Item 1.01   Entry into a Material Definitive Agreement
          On August 24, 2010, Baker Hughes Incorporated (the “Company”) completed the public offering of $1.5 billion in aggregate principal amount of its 5.125% Senior Notes due 2040 (the “Notes”). The Company estimates that it will receive net proceeds of approximately $1,479 million from the offering, after deducting the underwriting discounts and estimated expenses relating to the offering. The Company expects to use a portion of the net proceeds from the offering to repay, when due, at maturity or upon earlier redemption, $250 million aggregate principal amount of outstanding 5.75% notes of BJ Services Company LLC, which mature on June 1, 2011 and to pay back approximately $532 million of the Company’s outstanding commercial paper. The Company will use the remaining approximately $697 million of net proceeds from the offering for general corporate purposes, which could include funding on-going operations, business acquisitions and repurchases of the Company’s common stock.
          The Notes are senior unsecured obligations and rank equal in right of payment to all of the Company’s existing and future senior indebtedness; senior in right of payment to any future subordinated indebtedness; and effectively junior to the Company’s future secured indebtedness, if any. The notes are structurally subordinated to all existing and future indebtedness and all other obligations of its subsidiaries. The Company may redeem, at its option, all or part of the Notes at any time, at the applicable make-whole redemption prices plus accrued and unpaid interest to the date of redemption. The terms of the Notes are governed by an Indenture dated as of October 28, 2008 between the Company and The Bank of New York Mellon Trust Company, N.A, as trustee (the “Indenture”).
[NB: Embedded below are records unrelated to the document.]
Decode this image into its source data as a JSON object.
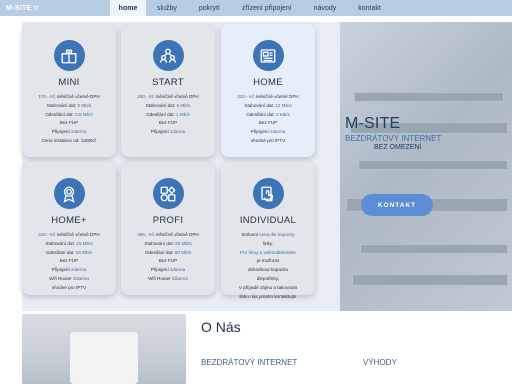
{
  "header": {
    "logo": "M-SITE",
    "logo_chevron": "▽",
    "nav": [
      "home",
      "služby",
      "pokrytí",
      "zřízení připojení",
      "návody",
      "kontakt"
    ]
  },
  "brand": {
    "title": "M-SITE",
    "line1": "BEZDRÁTOVÝ INTERNET",
    "line2": "BEZ OMEZENÍ",
    "contact_button": "KONTAKT"
  },
  "plans": [
    {
      "name": "MINI",
      "icon": "gift-icon",
      "lines": [
        {
          "hl": "170,- Kč",
          "text": " měsíčně včetně DPH"
        },
        {
          "text": "Stahování dat: ",
          "hl": "5 Mb/s"
        },
        {
          "text": "Odesílání dat: ",
          "hl": "0,5 Mb/s"
        },
        {
          "text": "Bez FUP"
        },
        {
          "text": "Připojení ",
          "hl": "zdarma"
        },
        {
          "text": "Cena instalace od: 1300Kč"
        }
      ]
    },
    {
      "name": "START",
      "icon": "users-icon",
      "lines": [
        {
          "hl": "260,- Kč",
          "text": " měsíčně včetně DPH"
        },
        {
          "text": "Stahování dat: ",
          "hl": "6 Mb/s"
        },
        {
          "text": "Odesílání dat: ",
          "hl": "1 Mb/s"
        },
        {
          "text": "Bez FUP"
        },
        {
          "text": "Připojení ",
          "hl": "zdarma"
        }
      ]
    },
    {
      "name": "HOME",
      "icon": "newspaper-icon",
      "lines": [
        {
          "hl": "330,- Kč",
          "text": " měsíčně včetně DPH"
        },
        {
          "text": "Stahování dat: ",
          "hl": "12 Mb/s"
        },
        {
          "text": "Odesílání dat: ",
          "hl": "2 Mb/s"
        },
        {
          "text": "Bez FUP"
        },
        {
          "text": "Připojení ",
          "hl": "zdarma"
        },
        {
          "text": "vhodné pro IPTV"
        }
      ]
    },
    {
      "name": "HOME+",
      "icon": "award-icon",
      "lines": [
        {
          "hl": "410,- Kč",
          "text": " měsíčně včetně DPH"
        },
        {
          "text": "Stahování dat: ",
          "hl": "15 Mb/s"
        },
        {
          "text": "Odesílání dat: ",
          "hl": "25 Mb/s"
        },
        {
          "text": "Bez FUP"
        },
        {
          "text": "Připojení ",
          "hl": "zdarma"
        },
        {
          "text": "Wifi Router ",
          "hl": "Zdarma"
        },
        {
          "text": "vhodné pro IPTV"
        }
      ]
    },
    {
      "name": "PROFI",
      "icon": "shapes-icon",
      "lines": [
        {
          "hl": "495,- Kč",
          "text": " měsíčně včetně DPH"
        },
        {
          "text": "Stahování dat: ",
          "hl": "60 Mb/s"
        },
        {
          "text": "Odesílání dat: ",
          "hl": "60 Mb/s"
        },
        {
          "text": "Bez FUP"
        },
        {
          "text": "Připojení ",
          "hl": "zdarma"
        },
        {
          "text": "Wifi Router ",
          "hl": "Zdarma"
        }
      ]
    },
    {
      "name": "INDIVIDUAL",
      "icon": "touch-icon",
      "lines": [
        {
          "text": "Smluvní ",
          "hl": "cena dle kapacity"
        },
        {
          "text": "linky."
        },
        {
          "hl": "Pro firmy a velkoodběratele"
        },
        {
          "text": "je možnost"
        },
        {
          "text": "dohodnout kapacitu"
        },
        {
          "text": "dlepotřeby."
        },
        {
          "text": "V případě zájmu o takovouto"
        },
        {
          "text": "linku nás prosím kontaktujte"
        }
      ]
    }
  ],
  "about": {
    "title": "O Nás",
    "sub1": "BEZDRÁTOVÝ INTERNET",
    "sub2": "VÝHODY"
  },
  "colors": {
    "accent": "#3d73b7",
    "highlight": "#3f6fa8",
    "nav_bg": "#b7cde3",
    "button": "#5b8ed4"
  }
}
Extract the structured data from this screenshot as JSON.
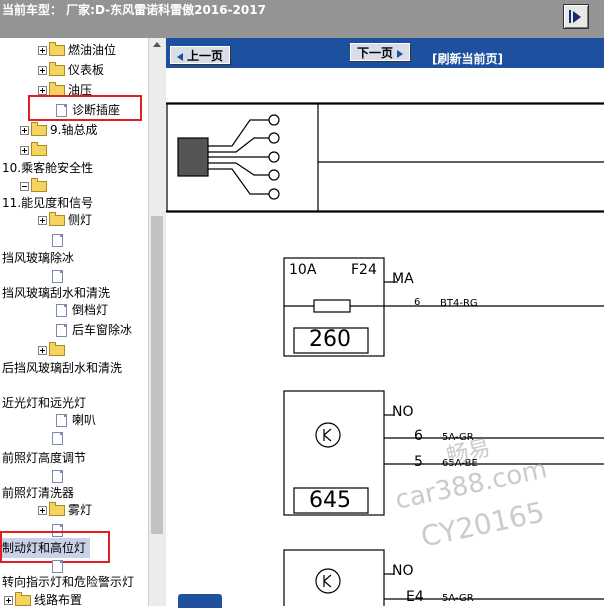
{
  "header": {
    "title": "当前车型： 厂家:D-东风雷诺科雷傲2016-2017"
  },
  "tree": {
    "items": [
      {
        "label": "燃油油位",
        "icon": "folder"
      },
      {
        "label": "仪表板",
        "icon": "folder"
      },
      {
        "label": "油压",
        "icon": "folder"
      },
      {
        "label": "诊断插座",
        "icon": "document"
      },
      {
        "label": "9.轴总成",
        "icon": "folder"
      },
      {
        "label": "",
        "icon": "folder"
      },
      {
        "label": "10.乘客舱安全性",
        "icon": "none"
      },
      {
        "label": "",
        "icon": "folder"
      },
      {
        "label": "11.能见度和信号",
        "icon": "none"
      },
      {
        "label": "侧灯",
        "icon": "folder"
      },
      {
        "label": "",
        "icon": "document"
      },
      {
        "label": "挡风玻璃除冰",
        "icon": "none"
      },
      {
        "label": "",
        "icon": "document"
      },
      {
        "label": "挡风玻璃刮水和清洗",
        "icon": "none"
      },
      {
        "label": "倒档灯",
        "icon": "document"
      },
      {
        "label": "后车窗除冰",
        "icon": "document"
      },
      {
        "label": "",
        "icon": "folder"
      },
      {
        "label": "后挡风玻璃刮水和清洗",
        "icon": "none"
      },
      {
        "label": "近光灯和远光灯",
        "icon": "none"
      },
      {
        "label": "喇叭",
        "icon": "document"
      },
      {
        "label": "",
        "icon": "document"
      },
      {
        "label": "前照灯高度调节",
        "icon": "none"
      },
      {
        "label": "",
        "icon": "document"
      },
      {
        "label": "前照灯清洗器",
        "icon": "none"
      },
      {
        "label": "雾灯",
        "icon": "folder"
      },
      {
        "label": "",
        "icon": "document"
      },
      {
        "label": "制动灯和高位灯",
        "icon": "none"
      },
      {
        "label": "",
        "icon": "document"
      },
      {
        "label": "转向指示灯和危险警示灯",
        "icon": "none"
      },
      {
        "label": "线路布置",
        "icon": "folder"
      }
    ]
  },
  "toolbar": {
    "prev_label": "上一页",
    "next_label": "下一页",
    "refresh_label": "[刷新当前页]"
  },
  "diagram": {
    "fuse": {
      "rating": "10A",
      "id": "F24",
      "number": "260",
      "connector": "MA",
      "pin": "6",
      "wire": "BT4-RG"
    },
    "relay1": {
      "connector": "NO",
      "pin_a": "6",
      "wire_a": "5A-GR",
      "pin_b": "5",
      "wire_b": "65A-BE",
      "number": "645"
    },
    "relay2": {
      "connector": "NO",
      "pin_a": "E4",
      "wire_a": "5A-GR"
    }
  },
  "watermark": {
    "line1": "畅易",
    "line2": "car388.com",
    "line3": "CY20165"
  },
  "colors": {
    "toolbar_blue": "#1e50a0",
    "titlebar_gray": "#949494",
    "highlight_red": "#e02020"
  }
}
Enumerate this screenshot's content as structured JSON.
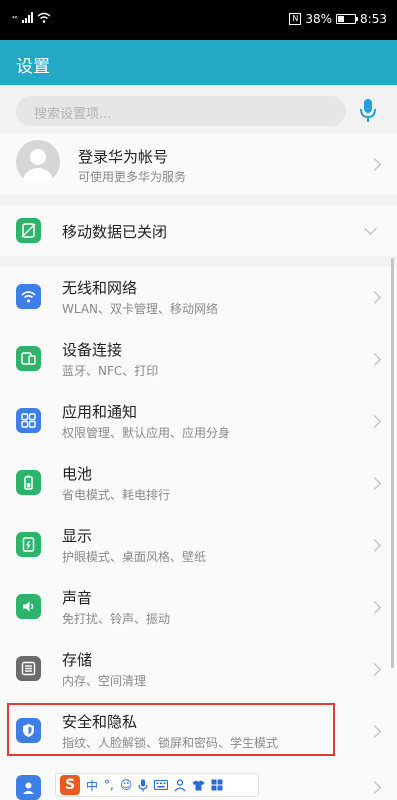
{
  "status_bar": {
    "carrier_mark": "⁴⁶",
    "battery": "38%",
    "time": "8:53",
    "nfc": "N"
  },
  "app_bar": {
    "title": "设置"
  },
  "search": {
    "placeholder": "搜索设置项..."
  },
  "account": {
    "title": "登录华为帐号",
    "subtitle": "可使用更多华为服务"
  },
  "mobile_data": {
    "label": "移动数据已关闭"
  },
  "settings": [
    {
      "title": "无线和网络",
      "subtitle": "WLAN、双卡管理、移动网络",
      "icon": "wifi-icon",
      "color": "#3d7fe6"
    },
    {
      "title": "设备连接",
      "subtitle": "蓝牙、NFC、打印",
      "icon": "device-connection-icon",
      "color": "#2fb36a"
    },
    {
      "title": "应用和通知",
      "subtitle": "权限管理、默认应用、应用分身",
      "icon": "apps-icon",
      "color": "#3d7fe6"
    },
    {
      "title": "电池",
      "subtitle": "省电模式、耗电排行",
      "icon": "battery-icon",
      "color": "#2fb36a"
    },
    {
      "title": "显示",
      "subtitle": "护眼模式、桌面风格、壁纸",
      "icon": "display-icon",
      "color": "#2fb36a"
    },
    {
      "title": "声音",
      "subtitle": "免打扰、铃声、振动",
      "icon": "sound-icon",
      "color": "#2fb36a"
    },
    {
      "title": "存储",
      "subtitle": "内存、空间清理",
      "icon": "storage-icon",
      "color": "#6b6b6b"
    },
    {
      "title": "安全和隐私",
      "subtitle": "指纹、人脸解锁、锁屏和密码、学生模式",
      "icon": "shield-icon",
      "color": "#3d7fe6"
    }
  ],
  "ime_toolbar": {
    "logo": "S",
    "mode": "中",
    "punct": "°,"
  },
  "colors": {
    "accent": "#24a9c5",
    "highlight": "#e03a3a"
  }
}
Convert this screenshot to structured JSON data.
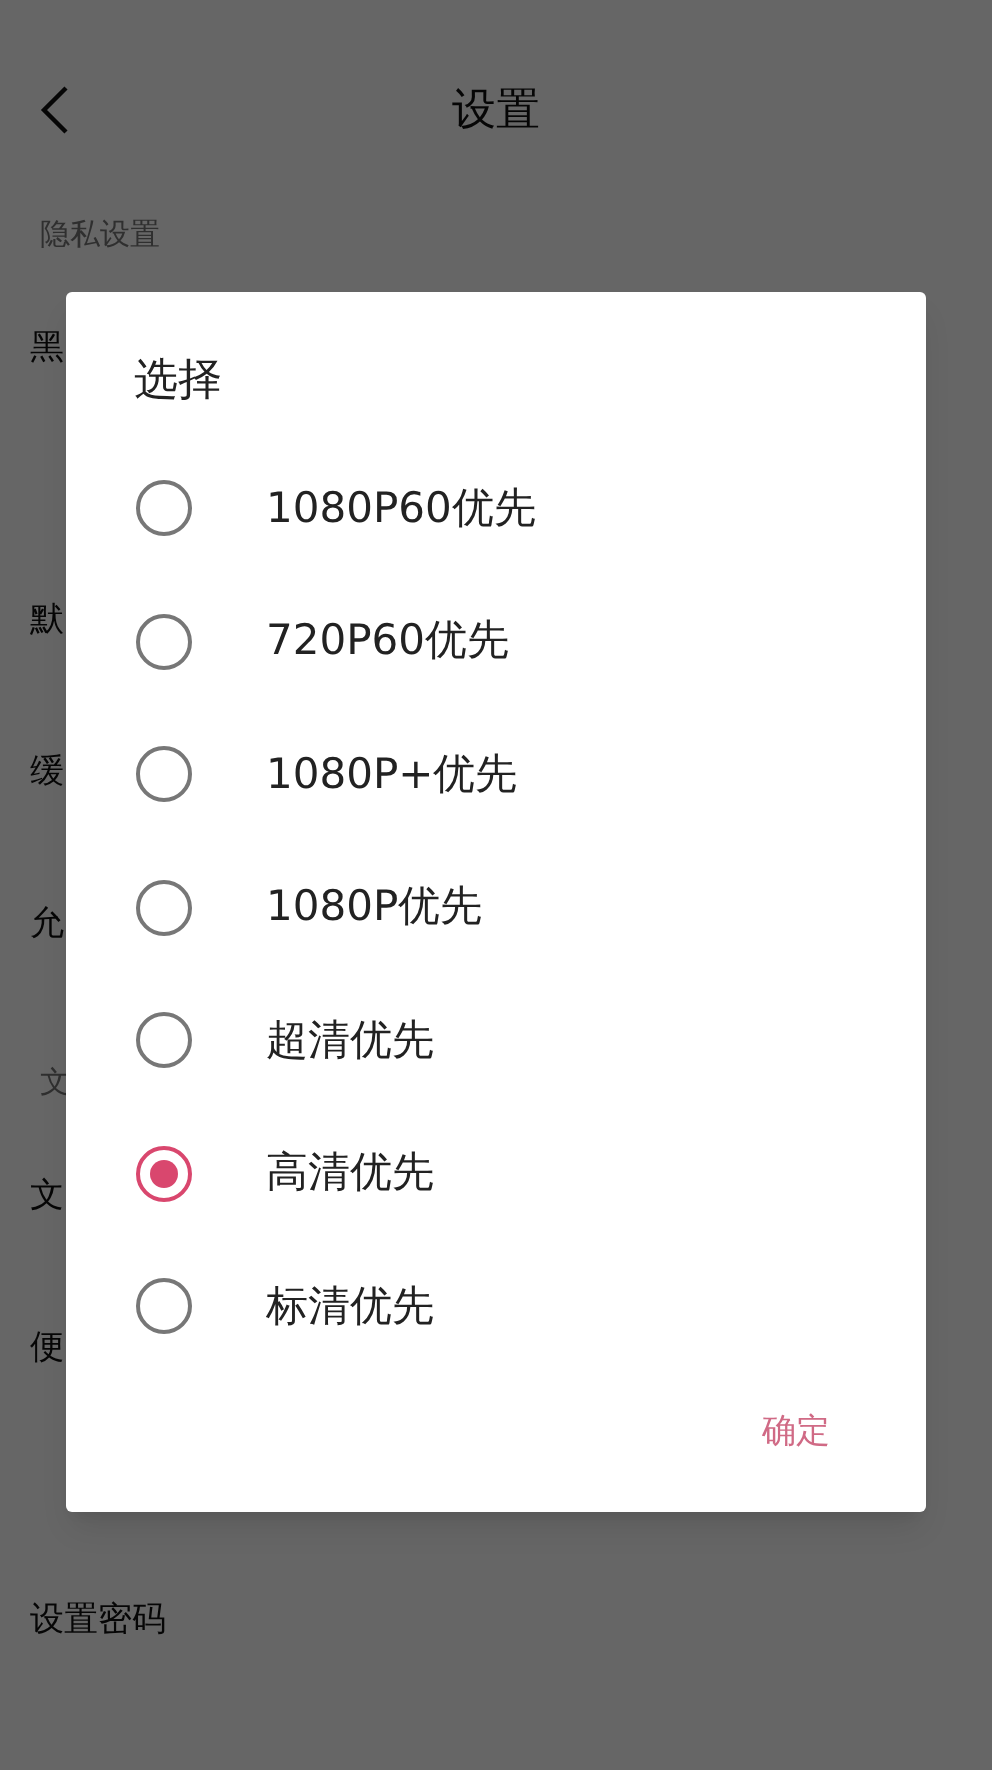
{
  "page": {
    "title": "设置"
  },
  "sections": [
    {
      "label": "隐私设置",
      "items": [
        "黑"
      ]
    },
    {
      "items": [
        "默",
        "缓",
        "允"
      ]
    },
    {
      "label": "文",
      "items": [
        "文",
        "便"
      ]
    },
    {
      "items": [
        "设置密码"
      ]
    }
  ],
  "dialog": {
    "title": "选择",
    "options": [
      {
        "label": "1080P60优先",
        "selected": false
      },
      {
        "label": "720P60优先",
        "selected": false
      },
      {
        "label": "1080P+优先",
        "selected": false
      },
      {
        "label": "1080P优先",
        "selected": false
      },
      {
        "label": "超清优先",
        "selected": false
      },
      {
        "label": "高清优先",
        "selected": true
      },
      {
        "label": "标清优先",
        "selected": false
      }
    ],
    "confirm": "确定"
  }
}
The Notes were issued pursuant to an Underwriting Agreement between the Company and the representatives of the several underwriters.
          The Indenture was filed with the Securities and Exchange Commission (the “SEC”) as Exhibit 4.1 to the Company’s Current Report on Form 8-K on October 29, 2008 and is incorporated into this Item 1.01 by reference. The Officers’ Certificate of the Company dated August 24, 2010 establishing the terms of the Notes and the form of the Notes are filed herewith as Exhibits 4.2 and 4.3, respectively, and are incorporated by reference herein.
Item 9.01   Financial Statements and Exhibits
  (d)   Exhibit 4.1 — Indenture, dated October 28, 2008, between Baker Hughes Incorporated and The Bank of New York Mellon Trust Company, N.A., as trustee (incorporated by reference to Exhibit 4.1 to Baker Hughes’ Current Report on Form 8-K filed on October 29, 2008).
 
      Exhibit 4.2 — Officers’ Certificate of Baker Hughes Incorporated dated August 24, 2010 establishing the 5.125% Senior Notes due 2040.
 
      Exhibit 4.3 — Form of 5.125% Senior Notes Due 2040.
 
      Exhibit 5.1 — Opinion of Akin Gump Strauss Hauer & Feld LLP.
 
      Exhibit 23.1 — Consent of Akin Gump Strauss Hauer & Feld LLP (included as part of Exhibit 5.1).

 


 

SIGNATURES
          Pursuant to the requirements of the Securities Exchange Act of 1934, the registrant has duly caused this report to be signed on its behalf by the undersigned hereunto duly authorized.
         
  BAKER HUGHES INCORPORATED
 
 
Date: August 24, 2010  By:   /s/ Sandra E. Alford    
    Sandra E. Alford   
    Corporate Secretary   

 


 

         
EXHIBIT INDEX
     
Exhibit No.   Description
Exhibit 4.1  
Indenture, dated October 28, 2008, between Baker Hughes Incorporated and The Bank of New York Mellon Trust Company, N.A., as trustee (incorporated by reference to Exhibit 4.1 to Baker Hughes’ Current Report on Form 8-K filed on October 29, 2008).
Exhibit 4.2  
Officers’ Certificate of Baker Hughes Incorporated dated August 24, 2010 establishing the 5.125% Senior Notes due 2040.
Exhibit 4.3  
Form of 5.125% Senior Notes Due 2040.
Exhibit 5.1  
Opinion of Akin Gump Strauss Hauer & Feld LLP.
Exhibit 23.1  
Consent of Akin Gump Strauss Hauer & Feld LLP (included as part of Exhibit 5.1).